I was still in school when I first learned about the existence of women's history from a colleague and friend of my father—my parents are also historians. A specialist in the history of Russian foreign policy in the medieval period and a corresponding member of the Academy of Sciences of the USSR, Professor Vladimir Pashuto spoke several languages and actually attended international scholarly conferences more than once in the 1970s. This was completely atypical for a Soviet scholar! It was from precisely such an international conference in the early 1970s that he returned with the news that the "woman's theme" had unexpectedly emerged out of the wave of youth protests that had swept Europe and North America. Indeed, by the mid-1970s, this topic had become one of the most debated at international historical conferences. Right at that time, I finished school and entered Moscow University. To my delight, Vladimir Pashuto suggested that I dedicate myself to the reconstruction of the history of women in medieval Rus´. The topic became my destiny: since 1976, I have been faithful to the "woman's theme."
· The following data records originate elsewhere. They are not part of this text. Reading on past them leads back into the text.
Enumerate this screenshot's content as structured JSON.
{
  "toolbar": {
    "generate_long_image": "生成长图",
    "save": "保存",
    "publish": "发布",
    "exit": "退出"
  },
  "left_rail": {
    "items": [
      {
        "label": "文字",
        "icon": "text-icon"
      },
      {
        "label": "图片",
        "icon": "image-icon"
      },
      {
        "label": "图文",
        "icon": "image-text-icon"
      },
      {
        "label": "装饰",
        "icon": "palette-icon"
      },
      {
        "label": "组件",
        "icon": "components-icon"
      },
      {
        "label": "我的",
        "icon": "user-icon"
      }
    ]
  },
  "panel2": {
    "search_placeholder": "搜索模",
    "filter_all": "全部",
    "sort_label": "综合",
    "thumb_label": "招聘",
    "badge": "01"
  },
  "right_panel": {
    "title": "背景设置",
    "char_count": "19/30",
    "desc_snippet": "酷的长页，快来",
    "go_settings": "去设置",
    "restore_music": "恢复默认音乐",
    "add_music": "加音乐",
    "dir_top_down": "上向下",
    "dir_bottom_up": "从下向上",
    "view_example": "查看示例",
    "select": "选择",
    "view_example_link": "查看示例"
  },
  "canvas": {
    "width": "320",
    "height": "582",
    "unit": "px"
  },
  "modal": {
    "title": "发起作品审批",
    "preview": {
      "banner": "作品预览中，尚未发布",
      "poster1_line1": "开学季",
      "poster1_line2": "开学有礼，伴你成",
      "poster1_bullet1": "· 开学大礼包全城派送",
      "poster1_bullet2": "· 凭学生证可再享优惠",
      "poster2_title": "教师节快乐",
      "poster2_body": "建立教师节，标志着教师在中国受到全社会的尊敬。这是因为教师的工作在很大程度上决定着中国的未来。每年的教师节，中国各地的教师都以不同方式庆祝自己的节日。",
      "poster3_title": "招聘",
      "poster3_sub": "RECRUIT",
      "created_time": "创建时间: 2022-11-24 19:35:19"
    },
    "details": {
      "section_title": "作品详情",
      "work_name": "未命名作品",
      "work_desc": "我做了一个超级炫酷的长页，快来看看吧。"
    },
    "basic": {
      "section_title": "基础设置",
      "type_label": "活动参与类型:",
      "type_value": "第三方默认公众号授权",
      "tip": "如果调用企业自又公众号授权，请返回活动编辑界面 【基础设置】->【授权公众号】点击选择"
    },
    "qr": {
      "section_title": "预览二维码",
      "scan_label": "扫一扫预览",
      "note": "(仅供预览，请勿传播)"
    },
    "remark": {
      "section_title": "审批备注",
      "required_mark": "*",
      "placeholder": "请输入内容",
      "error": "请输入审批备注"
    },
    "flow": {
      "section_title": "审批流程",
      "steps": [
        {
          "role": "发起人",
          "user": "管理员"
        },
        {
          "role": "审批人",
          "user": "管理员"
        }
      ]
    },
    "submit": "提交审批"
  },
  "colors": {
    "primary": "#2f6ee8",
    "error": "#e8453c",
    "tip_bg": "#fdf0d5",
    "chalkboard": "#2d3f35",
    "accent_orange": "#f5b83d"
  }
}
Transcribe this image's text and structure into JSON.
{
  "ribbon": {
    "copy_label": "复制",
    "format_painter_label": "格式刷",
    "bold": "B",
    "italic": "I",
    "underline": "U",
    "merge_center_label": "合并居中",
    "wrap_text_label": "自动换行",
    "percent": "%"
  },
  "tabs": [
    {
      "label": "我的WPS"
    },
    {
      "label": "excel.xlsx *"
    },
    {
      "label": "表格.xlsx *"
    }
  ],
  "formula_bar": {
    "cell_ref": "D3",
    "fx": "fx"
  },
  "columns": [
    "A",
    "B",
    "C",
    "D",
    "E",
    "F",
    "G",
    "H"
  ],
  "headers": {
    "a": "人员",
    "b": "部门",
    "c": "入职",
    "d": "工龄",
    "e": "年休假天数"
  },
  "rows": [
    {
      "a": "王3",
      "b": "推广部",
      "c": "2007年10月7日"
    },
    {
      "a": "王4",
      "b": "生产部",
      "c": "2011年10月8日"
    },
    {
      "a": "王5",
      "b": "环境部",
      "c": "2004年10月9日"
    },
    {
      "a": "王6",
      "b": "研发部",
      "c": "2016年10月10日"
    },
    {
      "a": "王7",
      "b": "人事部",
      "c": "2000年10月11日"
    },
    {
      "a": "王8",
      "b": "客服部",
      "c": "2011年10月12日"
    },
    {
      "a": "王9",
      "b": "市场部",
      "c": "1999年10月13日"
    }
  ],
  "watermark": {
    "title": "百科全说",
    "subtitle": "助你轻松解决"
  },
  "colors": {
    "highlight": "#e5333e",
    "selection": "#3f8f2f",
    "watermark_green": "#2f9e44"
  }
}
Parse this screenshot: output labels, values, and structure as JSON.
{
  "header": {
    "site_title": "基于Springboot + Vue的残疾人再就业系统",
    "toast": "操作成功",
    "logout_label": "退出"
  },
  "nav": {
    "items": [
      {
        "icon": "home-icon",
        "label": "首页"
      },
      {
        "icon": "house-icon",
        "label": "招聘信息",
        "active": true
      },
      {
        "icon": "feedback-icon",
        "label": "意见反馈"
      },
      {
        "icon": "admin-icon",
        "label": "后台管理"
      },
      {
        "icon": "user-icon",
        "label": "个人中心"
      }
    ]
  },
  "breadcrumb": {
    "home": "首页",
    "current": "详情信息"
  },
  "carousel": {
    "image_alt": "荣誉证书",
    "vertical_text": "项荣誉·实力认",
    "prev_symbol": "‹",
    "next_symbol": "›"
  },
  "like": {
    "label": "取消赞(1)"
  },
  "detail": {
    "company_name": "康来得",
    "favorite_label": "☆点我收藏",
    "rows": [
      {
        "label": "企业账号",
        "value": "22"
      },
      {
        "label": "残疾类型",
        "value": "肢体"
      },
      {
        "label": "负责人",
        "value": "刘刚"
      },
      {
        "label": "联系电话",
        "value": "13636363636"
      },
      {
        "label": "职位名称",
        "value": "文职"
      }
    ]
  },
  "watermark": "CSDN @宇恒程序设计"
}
I remember well even now how the history of women was not recognized as worthy of scholarly analysis. Nothing socially significant was seen in it. Given the title of my research, "The Social Status of Women in Medieval Rus´," not a single university professor was willing to take me on as a student. (Vladimir Pashuto worked at the Academy of Sciences and did not teach.) Only when I left history for archaeology did I find an adviser: in 1980, Valentin Ianin, then a professor and now a full member of the Russian Academy of Sciences, agreed to take me on as a student researching that topic.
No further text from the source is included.